Clojure Koan Factorial Function Implementations

Question

I'm learning clojure and going through the clojure-koan exercises. One of the exercises is about implementing a factorial function. While I was playing around I noticed:

My recursive implementation seems to work for large numbers:

(defn factorial-1 [n]
   (loop [n n f 1]
      (if (= n 1)
          f
          (recur (dec n) (* f n)))))

Calling (factorial-1 1000N) in a REPL yields a number: 402387260077093773...

However when I try the following lazy sequence approach:

(defn factorial-2 [n]
   (reduce * 1 (range 1 (inc n))))

Calling (factorial-2 1000N) in a REPL yields an error:

ArithmeticException integer overflow  clojure.lang.Numbers.throwIntOverflow (Numbers.java:1388)

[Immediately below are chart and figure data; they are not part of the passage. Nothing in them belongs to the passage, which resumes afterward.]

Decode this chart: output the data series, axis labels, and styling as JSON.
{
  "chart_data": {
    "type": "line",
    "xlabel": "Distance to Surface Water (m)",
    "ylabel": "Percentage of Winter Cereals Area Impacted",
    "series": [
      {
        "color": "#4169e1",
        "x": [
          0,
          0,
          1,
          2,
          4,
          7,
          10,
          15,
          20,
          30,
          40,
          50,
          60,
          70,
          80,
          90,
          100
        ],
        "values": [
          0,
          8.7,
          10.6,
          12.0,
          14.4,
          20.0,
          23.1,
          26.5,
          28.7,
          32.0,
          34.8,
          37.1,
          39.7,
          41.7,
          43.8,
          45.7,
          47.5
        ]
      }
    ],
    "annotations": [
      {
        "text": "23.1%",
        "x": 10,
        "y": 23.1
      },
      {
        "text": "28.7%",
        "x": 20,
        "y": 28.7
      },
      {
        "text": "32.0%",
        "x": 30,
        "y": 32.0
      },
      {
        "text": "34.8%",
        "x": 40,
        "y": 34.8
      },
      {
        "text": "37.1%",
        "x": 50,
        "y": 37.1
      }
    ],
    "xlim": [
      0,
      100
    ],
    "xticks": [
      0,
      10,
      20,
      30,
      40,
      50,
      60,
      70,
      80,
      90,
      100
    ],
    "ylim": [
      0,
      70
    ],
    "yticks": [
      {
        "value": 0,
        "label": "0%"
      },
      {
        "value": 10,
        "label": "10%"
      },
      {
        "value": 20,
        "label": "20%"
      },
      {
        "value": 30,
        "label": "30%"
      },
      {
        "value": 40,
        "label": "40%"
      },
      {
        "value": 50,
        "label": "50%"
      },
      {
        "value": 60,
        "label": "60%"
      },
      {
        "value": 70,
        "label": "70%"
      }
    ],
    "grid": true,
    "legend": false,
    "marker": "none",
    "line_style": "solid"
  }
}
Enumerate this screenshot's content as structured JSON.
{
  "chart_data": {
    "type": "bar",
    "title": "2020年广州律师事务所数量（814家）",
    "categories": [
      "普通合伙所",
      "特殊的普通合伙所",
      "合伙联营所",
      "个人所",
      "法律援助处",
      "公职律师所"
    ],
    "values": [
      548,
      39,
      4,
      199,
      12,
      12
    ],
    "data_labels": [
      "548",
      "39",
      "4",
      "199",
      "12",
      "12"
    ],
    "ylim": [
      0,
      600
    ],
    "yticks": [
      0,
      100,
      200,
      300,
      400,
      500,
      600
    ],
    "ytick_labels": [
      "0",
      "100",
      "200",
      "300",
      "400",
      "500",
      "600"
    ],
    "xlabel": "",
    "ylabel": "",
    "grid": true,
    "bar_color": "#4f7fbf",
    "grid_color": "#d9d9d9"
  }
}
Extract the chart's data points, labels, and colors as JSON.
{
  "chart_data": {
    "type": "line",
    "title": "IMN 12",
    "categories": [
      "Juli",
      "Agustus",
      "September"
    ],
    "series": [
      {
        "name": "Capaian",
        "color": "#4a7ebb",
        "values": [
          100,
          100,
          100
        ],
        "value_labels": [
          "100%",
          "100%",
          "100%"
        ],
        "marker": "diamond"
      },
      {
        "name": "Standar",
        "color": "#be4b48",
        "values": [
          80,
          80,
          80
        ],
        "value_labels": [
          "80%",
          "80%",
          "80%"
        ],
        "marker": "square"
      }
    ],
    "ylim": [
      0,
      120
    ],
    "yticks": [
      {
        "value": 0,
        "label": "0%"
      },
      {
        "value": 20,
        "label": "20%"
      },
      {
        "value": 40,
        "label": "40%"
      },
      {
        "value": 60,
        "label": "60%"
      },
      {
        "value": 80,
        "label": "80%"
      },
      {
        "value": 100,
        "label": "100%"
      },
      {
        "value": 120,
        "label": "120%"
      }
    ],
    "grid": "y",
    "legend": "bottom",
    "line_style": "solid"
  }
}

Why does the seemingly lazy sequence approach result in an integer overflow error?

Answer 1

You never actually use any bigints in your multiplications, despite passing 1000N, because you only use that number to determine the end of your computation. You start multiplications at 1, and multiply by 1, then 2, and so on. If you modify your definition of factorial-2 to use a bigint, you get the expected behavior:

(defn factorial-2 [n]
  (reduce * 1N (range 1 (inc n))))

Answer 2

Or you can simply use *' function.

(defn factorial-3 [n]
  (reduce *' (range 1 (inc n))))

*' function supports arbitrary precision. It will return Long if the number is in the range of Long. If the range exceeds the Long range, it will return BigInt.